L'Italia dei conservatori, il libro edito da Giubilei che ripercorre la storia della destra
Roma, 14 aprile 2025 – "Gli italiani sono un popolo conservatore". Francesco Giubilei non ha dubbi. Editore e direttore scientifico della Fondazione Alleanza Nazionale, 33 anni, lo ha ribadito nell’ultimo libro, ’L’Italia dei conservatori’ (Giubilei Regnani).
Eppure per decenni ha vinto la Dc. Giubilei, lei è sicuro?
"È il nostro grande paradosso. Senza un grande partito conservatore, il voto di destra si è storicamente diviso tra Msi, monarchici e Dc, unico appiglio per contrastare il Pci. Da qui il montanelliano invito: turatevi il naso e votate Dc".
Dunque i conservatori c’erano.
"Se non come partito, perlomeno come indole e come approccio".
Ovvero?
"Difesa dell’identità, delle tradizioni locali, della famiglia, delle piccole e medie imprese".
Tutta questa difesa non vuol dire essere reazionari?
"Ci sono delle affinità tra conservatori e reazionari, così come ci sono con i liberali nel sentimento di difesa della nazione. Ma c’è anche una bella differenza. Il reazionario rifiuta il nuovo. Il conservatore lo accetta come ineludibile, ma vuole arrivarci con i propri valori".
E il governo Meloni com’è, più reazionario o più conservatore?
"FdI rappresenta oggi il cosiddetto governo della Nazione. Con gli alleati c’è un fisiologico dialogo interno, bilanciato da una capacità di portare a sintesi che affonda le sue radici nelle esperienze di governo avute dal 1994 a oggi. E poi non vedo delle possibilità per Lega e FI di pensare uno schema differente e che funzioni".
Meloni, si dice, è apprezzata più all’estero che in Italia.

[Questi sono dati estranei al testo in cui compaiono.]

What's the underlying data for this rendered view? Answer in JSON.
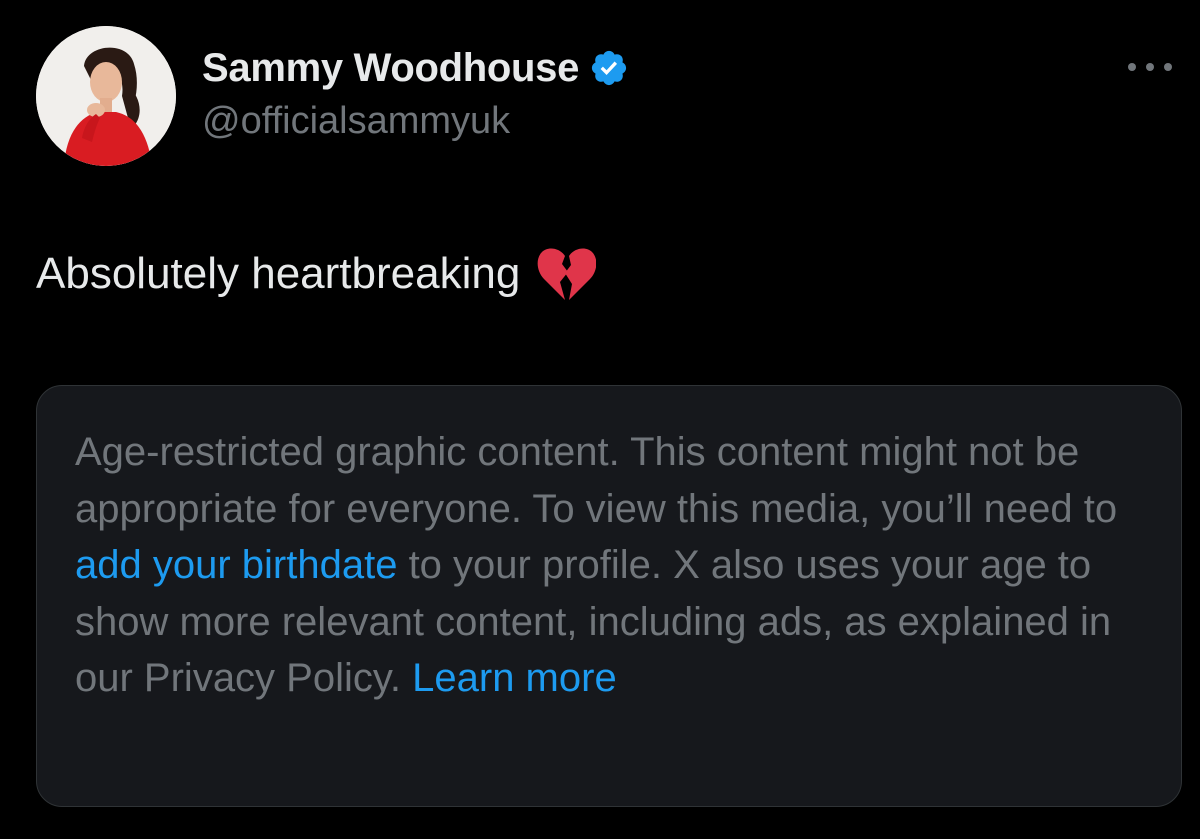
{
  "author": {
    "display_name": "Sammy Woodhouse",
    "handle": "@officialsammyuk",
    "verified": true,
    "avatar_icon": "profile-photo"
  },
  "more_icon": "ellipsis-icon",
  "tweet": {
    "text": "Absolutely heartbreaking",
    "emoji": "broken-heart-icon"
  },
  "media_notice": {
    "text_before_link": "Age-restricted graphic content. This content might not be appropriate for everyone. To view this media, you’ll need to ",
    "birthdate_link": "add your birthdate",
    "text_after_link": " to your profile. X also uses your age to show more relevant content, including ads, as explained in our Privacy Policy. ",
    "learn_more_link": "Learn more"
  },
  "colors": {
    "background": "#000000",
    "primary_text": "#e7e9ea",
    "secondary_text": "#71767b",
    "link": "#1d9bf0",
    "verified_badge": "#1d9bf0",
    "card_background": "#16181c",
    "card_border": "#2f3336"
  }
}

"È un preconcetto figlio di una falsa percezione, sconfessata dai sondaggi. Questo è infatti il primo caso da vent’anni a oggi di un consenso che non cala nonostante l’esercizio del potere. A questo si somma, e non si contrappone, un ritrovato ruolo internazionale".
Farà bene ad andare da Trump?
"Certo che sì. Così come è certo che ci vada come presidente del Consiglio italiano, anche se...".
Anche se?
"È implausibile pensare che questa missione a Washington non sia stata coordinata con von der Leyen e con la Commissione Ue".
Sì, ma, a che titolo?
"Non è peccato avere un’affinità ideologica, dunque un rapporto privilegiato con il presidente Usa. Se poi, grazie a questo rapporto, si riuscirà a strappare condizioni migliori per l’Italia e per la Ue...".
La premier va in giro e si distrae sull’Italia. Vero o falso?
"Il numero di accordi internazionali portati a casa da questo Governo, dal Piano Mattei in poi, ci dice il contrario, ovvero che la politica estera a volte può esser un valido strumento di politica interna".
Gli italiani moderati sono conservatori ma non lo sanno, dice lei. E tra dieci anni, come saranno?
"Ritengo che il conservatorismo sia la strada per il futuro della destra italiana. Ma la sfida è arrivare a fine legislatura con una buona riforma della legge elettorale. Questa di adesso avvantaggerebbe la sinistra... se non fossero divisi".